Platform independent real-time x3d shaders and their applications in bioinformatics visualization

Since the introduction of programmable Graphics Processing Units (GPUs) and procedural shaders, hardware vendors have each developed their own individual real-time shading language standard. None of these shading languages is fully platform independent. Although this real-time programmable shader technology could be developed into 3D application on a single system, this platform dependent limitation keeps the shader technology away from 3D Internet applications.
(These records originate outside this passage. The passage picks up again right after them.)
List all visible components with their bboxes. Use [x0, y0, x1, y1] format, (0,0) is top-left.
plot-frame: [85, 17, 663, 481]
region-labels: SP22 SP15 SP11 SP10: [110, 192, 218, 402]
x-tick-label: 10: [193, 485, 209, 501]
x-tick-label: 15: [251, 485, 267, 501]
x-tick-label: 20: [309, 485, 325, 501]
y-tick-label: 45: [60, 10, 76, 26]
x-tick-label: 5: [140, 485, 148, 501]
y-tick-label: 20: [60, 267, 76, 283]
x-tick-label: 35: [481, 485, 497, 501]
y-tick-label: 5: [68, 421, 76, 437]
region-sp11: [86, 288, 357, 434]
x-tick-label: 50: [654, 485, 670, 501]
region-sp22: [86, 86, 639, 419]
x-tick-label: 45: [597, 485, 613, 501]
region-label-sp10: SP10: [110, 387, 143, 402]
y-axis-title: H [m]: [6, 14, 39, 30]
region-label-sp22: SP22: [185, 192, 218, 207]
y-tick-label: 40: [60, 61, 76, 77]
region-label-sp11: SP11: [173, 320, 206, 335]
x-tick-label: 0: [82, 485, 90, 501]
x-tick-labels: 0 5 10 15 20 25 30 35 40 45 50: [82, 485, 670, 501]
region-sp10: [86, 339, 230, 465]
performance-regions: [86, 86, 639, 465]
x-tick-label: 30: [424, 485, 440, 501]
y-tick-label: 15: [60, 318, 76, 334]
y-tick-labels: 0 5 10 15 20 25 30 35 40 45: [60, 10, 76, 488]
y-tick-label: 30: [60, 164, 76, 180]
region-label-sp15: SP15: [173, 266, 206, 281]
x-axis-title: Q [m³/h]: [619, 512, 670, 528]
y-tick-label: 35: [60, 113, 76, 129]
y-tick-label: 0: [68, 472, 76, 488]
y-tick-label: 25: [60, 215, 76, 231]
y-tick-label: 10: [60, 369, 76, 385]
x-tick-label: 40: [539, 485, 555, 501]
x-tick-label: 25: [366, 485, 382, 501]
The primary purpose of this dissertation is to design a framework for translating different shader formats to platform independent shaders and embed them into the eXtensible 3D (X3D) scene for 3D web applications. This framework includes a back-end core shader converter, which translates shaders among different shading languages with a middle XML layer. Also included is a shader library containing a basic set of shaders that developers can load and add shaders to. This framework will then be applied to some applications in Biomolecular Visualization. We first defined a minimal set of shaders for common elements in protein molecules such as "Carbon", "Nitrogen", "Oxygen", "Hydrogen", "Phosphorus", "Sulphur", and "Other", which is used for all undefined elements. Then 3D molecule data sets are converted in a pipeline from PDB to CML to X31). During the conversion from CML to X3D, we automatically add predefined shaders to each of the elements. At the end of this pipeline, a high quality real-time shaded molecular structure is created and ready for use on the Web. Considering the usability, a set of functions for improving the user manipulation and optimizing the real-time interactive performance has been designed. A Multi-Users Shared Envirnment has been set up for sharing dynamic shaders on Web3D application.